LFD Book Forum

LFD Book Forum (http://book.caltech.edu/bookforum/index.php)
-   Chapter 1 - The Learning Problem (http://book.caltech.edu/bookforum/forumdisplay.php?f=108)
-   -   Exercises and Problems (http://book.caltech.edu/bookforum/showthread.php?t=257)

yaser 03-24-2012 11:24 PM

Exercises and Problems
 
Please comment on the chapter problems in terms of difficulty, clarity, and time demands. This information will help us and other instructors in choosing problems to assign in our classes.

Also, please comment on the exercises in terms of how useful they are in understanding the material.

pablo 04-21-2012 09:20 PM

Exercise 1.10
 
Since this is a theory week, thought this might be a good time to explore Hoeffding a bit.

I understand c_1 and c_rand satisfy Hoeffding experimentally as described, but conceptually does c_rand satisfy Hoeffding? For example, suppose it is unknown whether each coin is fair (or that they are known to have varying fairness - e.g. c_1 is 50/50, c_2 is 40/60, etc.). Would each coin represent a separate 'bin' or would the random selection of a coin plus the ten flips represent the randomized selection condition for c_rand?

Trying to understand if it's necessary for the coins to be identical.

yaser 04-21-2012 10:32 PM

Re: Exercise 1.10
 
Quote:

Originally Posted by pablo (Post 1523)
Since this is a theory week, thought this might be a good time to explore Hoeffding a bit.

I understand c_1 and c_rand satisfy Hoeffding experimentally as described, but conceptually does c_rand satisfy Hoeffding? For example, suppose it is unknown whether each coin is fair (or that they are known to have varying fairness - e.g. c_1 is 50/50, c_2 is 40/60, etc.). Would each coin represent a separate 'bin' or would the random selection of a coin plus the ten flips represent the randomized selection condition for c_rand?

Trying to understand if it's necessary for the coins to be identical.
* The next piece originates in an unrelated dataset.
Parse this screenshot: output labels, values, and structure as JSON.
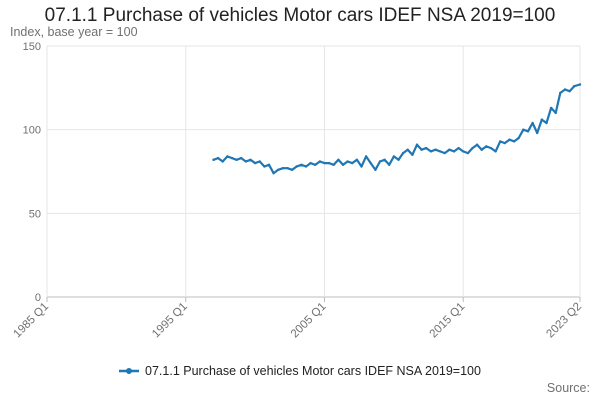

Interesting question indeed. Hoeffding does apply to each randomly selected coin individually as you point out. If the coins have different values of E_{\rm out}, then the added randomization due to the selection of a coin affects the relationship between E_{\rm in} and E_{\rm out}. This is exactly the premise of the complete bin model analysis.

tadworthington 07-02-2012 02:13 PM

Re: Exercises and Problems
 
Problem 1.4

WHAT I LIKED:
This is an excellent problem, and a model one in my opinion for helping a student to understand material. It starts out easy, with a small data set - that, importantly, is user-generated. Having to generate a data set - even one as simple as a linearly separable data set in 2 dimensions - goes a long way to helping understand how the Perceptron works and why it wouldn't work if the data were not linearly separable. We gradually progress to bigger data sets, all along the way plotting the data so that we can see what is happening. It is not only instructive but also quite exhilarating to see the results of the PLA (plotting both the target function and the hypothesis generated by the PLA) actually graphed out in front of you on a computer screen!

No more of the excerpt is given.